When I think about an answer to this question, I think about my recent driving trips across the United States. We drove a total of about 10,000 miles from Utah back and forth and while living on the East Coast. During that entire time, not once did I have to worry about how my car operated. As a matter of fact, I do know a considerable amount about the workings of internal combustion engines and have spent a great deal of time replacing parts etc. But what did I really need to know about my car while I was driving across the country? How to put in gas. When to get the oil changed and tires checked. The most complicated thing I did on the trip was to have a battery replaced, change two air filters and replace the windshield wipers. Oh, I also got the car washed.
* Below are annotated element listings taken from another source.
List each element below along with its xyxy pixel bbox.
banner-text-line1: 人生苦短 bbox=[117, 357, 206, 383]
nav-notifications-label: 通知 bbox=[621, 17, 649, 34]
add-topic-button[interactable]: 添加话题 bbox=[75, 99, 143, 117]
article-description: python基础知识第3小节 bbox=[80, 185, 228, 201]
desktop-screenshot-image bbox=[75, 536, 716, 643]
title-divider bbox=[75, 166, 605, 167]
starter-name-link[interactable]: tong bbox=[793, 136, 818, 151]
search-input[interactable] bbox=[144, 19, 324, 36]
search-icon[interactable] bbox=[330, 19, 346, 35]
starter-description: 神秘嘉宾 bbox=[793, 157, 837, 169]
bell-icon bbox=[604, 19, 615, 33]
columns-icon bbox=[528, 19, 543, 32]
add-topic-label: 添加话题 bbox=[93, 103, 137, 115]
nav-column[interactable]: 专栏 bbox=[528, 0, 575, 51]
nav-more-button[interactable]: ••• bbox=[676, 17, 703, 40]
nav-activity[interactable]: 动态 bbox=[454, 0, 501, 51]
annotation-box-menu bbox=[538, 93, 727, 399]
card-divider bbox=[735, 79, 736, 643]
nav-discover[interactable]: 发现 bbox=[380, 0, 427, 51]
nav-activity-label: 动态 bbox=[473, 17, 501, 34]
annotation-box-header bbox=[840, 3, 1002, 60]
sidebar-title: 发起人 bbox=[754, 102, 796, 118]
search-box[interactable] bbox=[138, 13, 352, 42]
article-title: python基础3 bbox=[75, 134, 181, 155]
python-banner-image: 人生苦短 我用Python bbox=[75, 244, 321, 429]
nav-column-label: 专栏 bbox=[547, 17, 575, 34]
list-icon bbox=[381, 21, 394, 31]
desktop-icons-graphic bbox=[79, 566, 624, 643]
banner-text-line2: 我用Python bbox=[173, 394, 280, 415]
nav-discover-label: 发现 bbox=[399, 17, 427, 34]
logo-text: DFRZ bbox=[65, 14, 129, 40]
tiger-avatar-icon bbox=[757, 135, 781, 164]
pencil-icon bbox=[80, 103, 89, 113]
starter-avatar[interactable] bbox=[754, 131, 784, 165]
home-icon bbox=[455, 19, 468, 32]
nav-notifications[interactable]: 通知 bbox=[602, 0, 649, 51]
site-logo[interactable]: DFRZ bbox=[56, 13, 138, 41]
What does this have to do with genealogy and DNA? What do I need to know about DNA to use it for genealogical research? Hmm, I just repeated my question. Maybe the answer is really in the question. I think the answer is not a whole lot. All the parts of DNA testing that have to do with genes, X chromosomes, Y chromosomes, mitochondria, and so forth are in the category of nice to know.  The DNA testing companies provide me with the information I need to do my research. When I have my own research in a family tree and the companies give me a list of people I am "related" to, it is entirely up to me as to how I go about using that data. But you are essentially telling me that I have to know how to overhaul an engine to drive across the country to tell me I have to be a geneticist to do genealogical research.

I am not through with what we do need to know. One thing that the history of genetics helps all of us to understand is that humans are all humans. We all belong to the same species. The fact that we can demonstrate genealogical relationships with DNA tests should indicate that we all share the same DNA. So what do we need to know? I will presently try to answer that question as I continue this series.

See these previous posts:

Part One:
Part Two:
Part Three:
Part Four:

1 comment:

  1. You commented:"The idea that physical traits could be altered by selection was ingrained in the world's cultures. For example, there is the story in the Bible of Jacob and sheep in Genesis 30:25-43" This is a misapplication in trying to establish the History of the Development of Genealogical DNA. Jesus heals ten men with leprosy. How did it happen? And they lifted up their voices, and said, Jesus, Master, have mercy on us. And when he saw them, he said unto them, Go shew yourselves unto the priests. And it came to pass, that, as they went, they were cleansed. Leprosy is an infectious disease with gruesome symptoms. It damages the skin, peripheral nerves, the upper respiratory tract, and the eyes. Calculate the DNA transformations in their bodies, in relation to the distance needed to walk from Christ to the priests, if you can. Jacob's actions fall into the category of Moses and the snake on the pole, that the people were to gaze upon, for physical salvation; or, the significance of putting blood on the doorposts, in Egypt. Genetic alterations occurred as faith became actions.